My renovations have been part of ‘Losing Magnolia’. My adventures with Marcella’s cookbook have been part of ‘Losing a Magnolia Life.’ That is, losing a life that is safe – safe in the sense that it involves no degree of risk and every degree of grasping at security.

The thing that I have found, sometimes through my choosing, sometimes through God choosing it for me, is that the greatest security comes when I give up my stubborn efforts to keep control. When I let go of control, God steps in and leads me in paths I’d never have experienced before. Some paths by still waters and green pastures. Some through dark valleys with deathly shadows.

But life with him in control is nothing like a Magnolia life!

Oh, how I’m learning to love that Magnolia-free life!

Today, at my table: #31 ‘Tomato and Anchovy Sauce’ with spaghetti and a woman who knows God’s love and leading and absolutely no trace of Magnolia!

 

Writing 101 – Day #15 With Marcella #23, #24, #25, #26, #27 & #28 (of 466)

Today we are supposed to think of a festival or event that we would hate to see stopped or, indeed, taken over by some corporate giant.

It’s not simply that I am a little obsessed with Marcella’s cookbook at the moment. I would be genuinely upset if I had to finish this ‘festival’ that is the festival of cooking with Marcella! I would also be upset if it were somehow taken over by some corporate enterprise – not that it would be – but I like the fact that it happens in my head and in my little kitchen, quieting and soothing troubles and concerns as the recipes unfold. It’s a gift to me that I in no way wish to see stop!

Tonight, I carried on with the culinary celebration of summer in this land that sees so little of the phenomenon, and rustled up some stuffed tomatoes, grilled prawns, a couple of quick salads and some fresh fruit rather wonderfully drowned in a special beverage! All so simple! In fact the thing that took the longest was the making of the mayonnaise!

To top off the evening, when I came to record the recipes and page numbers and the people I dined with in my little book (regular readers may be starting to detect a motif of slightly obsessive behaviour) I noticed that the Mayonnaise (of page 42) that was required to make the Tomatoes Stuffed with Tuna (of page 67) counted as a separate recipe! So I knocked off an extra recipe of the 466 recipes without even realising it!

I’m just a little bit excited!

Oh, and the food was good. The company was even better.
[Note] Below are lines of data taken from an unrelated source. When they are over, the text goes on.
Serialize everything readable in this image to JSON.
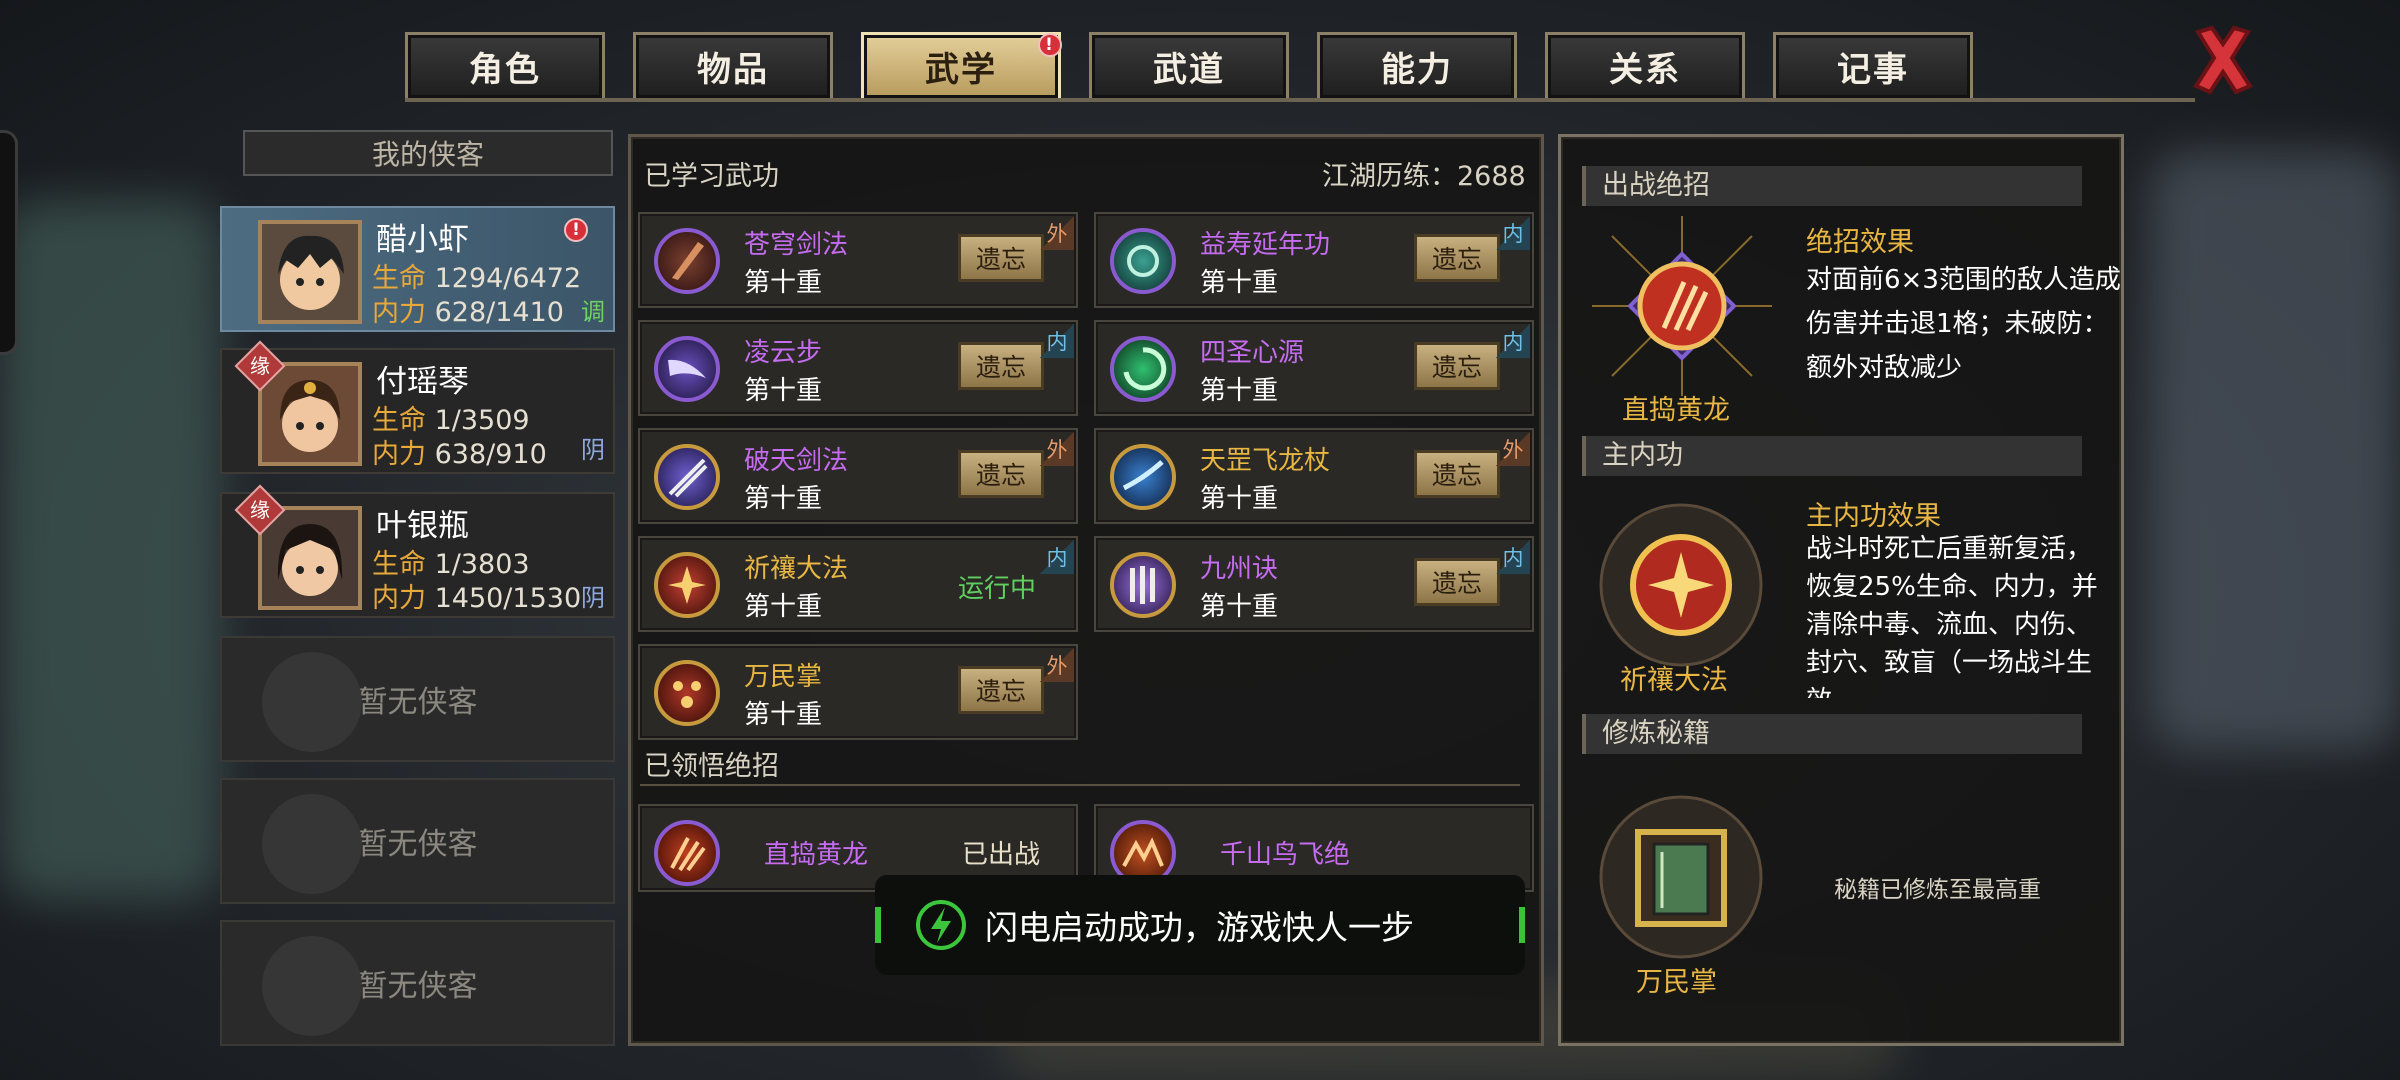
{
  "tabs": [
    {
      "label": "角色",
      "active": false
    },
    {
      "label": "物品",
      "active": false
    },
    {
      "label": "武学",
      "active": true,
      "badge": "!"
    },
    {
      "label": "武道",
      "active": false
    },
    {
      "label": "能力",
      "active": false
    },
    {
      "label": "关系",
      "active": false
    },
    {
      "label": "记事",
      "active": false
    }
  ],
  "roster": {
    "header": "我的侠客",
    "heroes": [
      {
        "name": "醋小虾",
        "hp_label": "生命",
        "hp": "1294/6472",
        "mp_label": "内力",
        "mp": "628/1410",
        "tag": "调",
        "alert": "!",
        "yuan": ""
      },
      {
        "name": "付瑶琴",
        "hp_label": "生命",
        "hp": "1/3509",
        "mp_label": "内力",
        "mp": "638/910",
        "tag": "阴",
        "yuan": "缘"
      },
      {
        "name": "叶银瓶",
        "hp_label": "生命",
        "hp": "1/3803",
        "mp_label": "内力",
        "mp": "1450/1530",
        "tag": "阴",
        "yuan": "缘"
      }
    ],
    "empty_slots": [
      "暂无侠客",
      "暂无侠客",
      "暂无侠客"
    ]
  },
  "learned": {
    "title": "已学习武功",
    "exp_label": "江湖历练：2688",
    "skills": [
      {
        "name": "苍穹剑法",
        "level": "第十重",
        "action": "遗忘",
        "type": "外",
        "color": "purple"
      },
      {
        "name": "益寿延年功",
        "level": "第十重",
        "action": "遗忘",
        "type": "内",
        "color": "purple"
      },
      {
        "name": "凌云步",
        "level": "第十重",
        "action": "遗忘",
        "type": "内",
        "color": "purple"
      },
      {
        "name": "四圣心源",
        "level": "第十重",
        "action": "遗忘",
        "type": "内",
        "color": "purple"
      },
      {
        "name": "破天剑法",
        "level": "第十重",
        "action": "遗忘",
        "type": "外",
        "color": "purple"
      },
      {
        "name": "天罡飞龙杖",
        "level": "第十重",
        "action": "遗忘",
        "type": "外",
        "color": "gold"
      },
      {
        "name": "祈禳大法",
        "level": "第十重",
        "action": "运行中",
        "type": "内",
        "color": "gold"
      },
      {
        "name": "九州诀",
        "level": "第十重",
        "action": "遗忘",
        "type": "内",
        "color": "purple"
      },
      {
        "name": "万民掌",
        "level": "第十重",
        "action": "遗忘",
        "type": "外",
        "color": "gold"
      }
    ]
  },
  "ultimates": {
    "title": "已领悟绝招",
    "items": [
      {
        "name": "直捣黄龙",
        "status": "已出战"
      },
      {
        "name": "千山鸟飞绝",
        "status": ""
      }
    ]
  },
  "right": {
    "battle": {
      "title": "出战绝招",
      "name": "直捣黄龙",
      "effect_title": "绝招效果",
      "effect": "对面前6×3范围的敌人造成伤害并击退1格；未破防：额外对敌减少"
    },
    "inner": {
      "title": "主内功",
      "name": "祈禳大法",
      "effect_title": "主内功效果",
      "effect": "战斗时死亡后重新复活，恢复25%生命、内力，并清除中毒、流血、内伤、封穴、致盲（一场战斗生效"
    },
    "book": {
      "title": "修炼秘籍",
      "name": "万民掌",
      "status": "秘籍已修炼至最高重"
    }
  },
  "toast": {
    "text": "闪电启动成功，游戏快人一步"
  }
}
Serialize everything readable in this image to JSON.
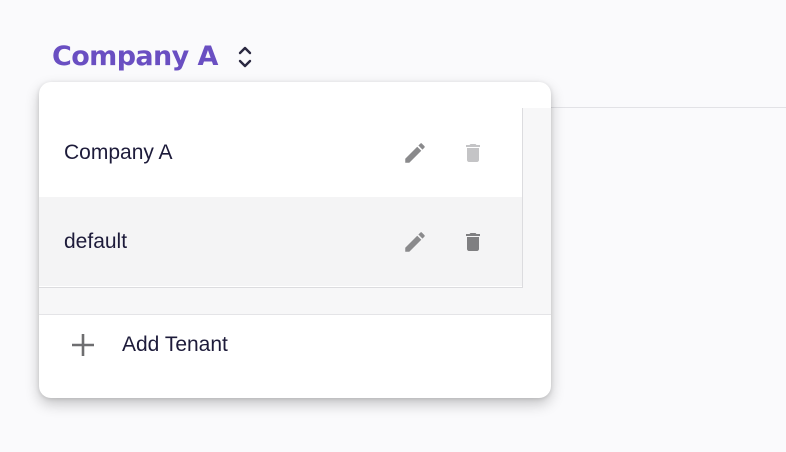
{
  "tenant_selector": {
    "current": "Company A",
    "icon": "unfold-more-icon",
    "accent_color": "#6a4fc2"
  },
  "tenant_menu": {
    "tenants": [
      {
        "name": "Company A",
        "edit_icon": "pencil-icon",
        "delete_icon": "trash-icon",
        "delete_enabled": false
      },
      {
        "name": "default",
        "edit_icon": "pencil-icon",
        "delete_icon": "trash-icon",
        "delete_enabled": true
      }
    ],
    "add_label": "Add Tenant",
    "add_icon": "plus-icon"
  }
}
It was wonderful to explore together life and lessons learned in the secure context of God’s overwhelming love for us – and to finish it all off with the taste of strawberries straight from strawberry beds in the sunny south-east!

Tonight: ‘Mayonnaise’ (!), ‘Tomatoes Stuffed with Tuna’, ‘Grilled Prawn Skewers’, ‘Shredded Savoy Cabbage Salad’, ‘Orange and Cucumber Salad’ and ‘Peaches and Strawberries in Sweet White Wine’ with Sean and Ana at my table.